Local connectedness is preserved under retractions

Question

I want to show that if $X$ is a locally connected topological space, $A\subseteq X$ is a subspace and $f:X \rightarrow A$ is continuous such that $f|_{A} = Id_{A}$, then $A$ must be locally connected as well.

My progress so far:

Take $U\subseteq A$ $A-$open and $x\in U$. Since $f^{-1} (U)$ is $X-$open and $x\in f^{-1} (U)$, there exists a connected, $X-$open subset $V\subseteq X$ such that $x\in V\subseteq f^{-1}(U)$.

Now we have $x\in V\cap A \subseteq f^{-1}(U)\cap A = U$

My guess is that $V\cap A$ should be connected, but I am unsure if this is correct.

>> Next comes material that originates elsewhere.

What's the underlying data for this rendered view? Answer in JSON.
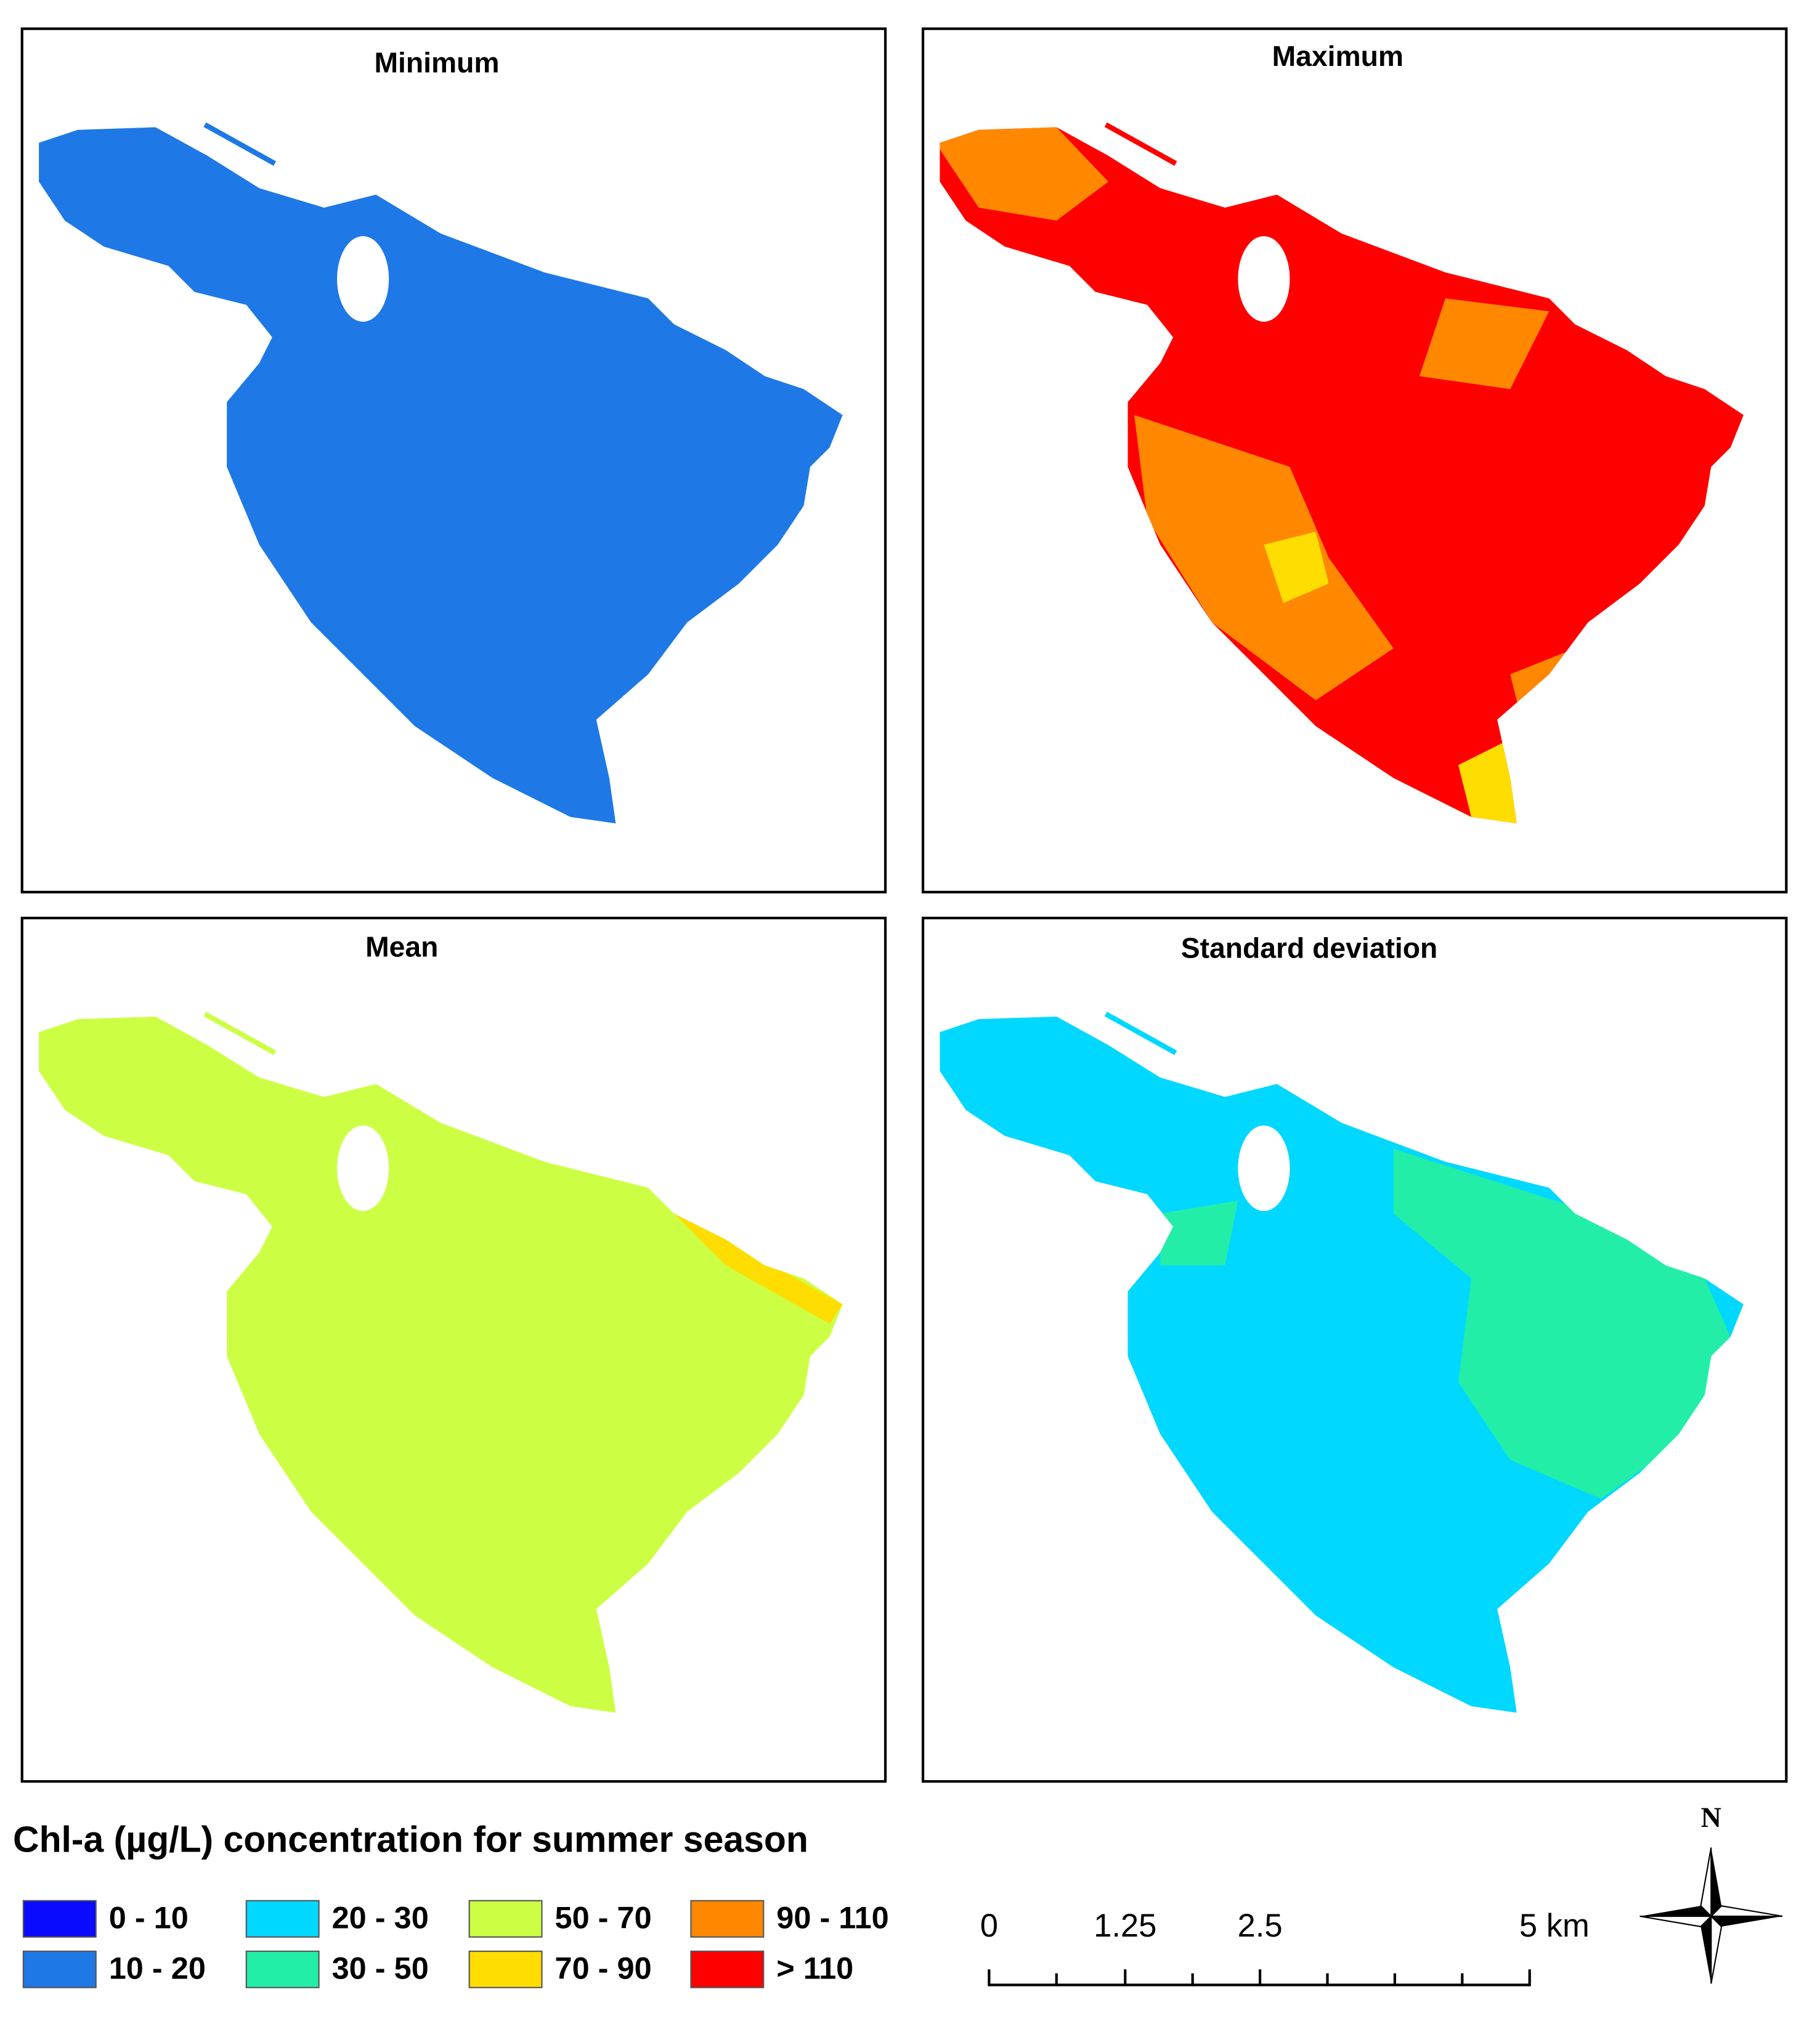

Any help would be appreciated!

Answer 1

Let K be the nonnegative x and y axis.
Project every point of the 1st quadrant at a 45 degree angle o K.
Thus K is a retract of the first quadrant.
In general, every V is retract of the space between the two lines.

Let C be the comb space of all lines from (0,0) to (1,1/n)
for all n in N and the line from (0,0) to (1,0).

In view of the retracts of all the V's of K can the first quadrant be retracted to K? Thus be a counterexample.

Answer 2

It is easier to instead show that components of open sets are open, which is equivalent to local connectedness. Let $r\colon X\to A$ be the retraction and suppose $N$ is an open set in $A$ and $C$ is a component of $N$.

Let $p\in N$ and $U = r^{-1}(N)$. By continuity, $U$ is open and by local connectedness, there is a connected open $V$ such that $p\in V\subseteq U$. Again by continuity, $r(V)$ is a connected set containing $p$, hence $r(V)\subseteq C$.

Now, $p\in V\cap A\subseteq r(V)$ and $V\cap A$ is open in $A$, therefore, $p\in V\cap A\subseteq C$, hence $C$ is an open set.

Therefore, the connected components of $N$ are open, hence $A$ is locally connected.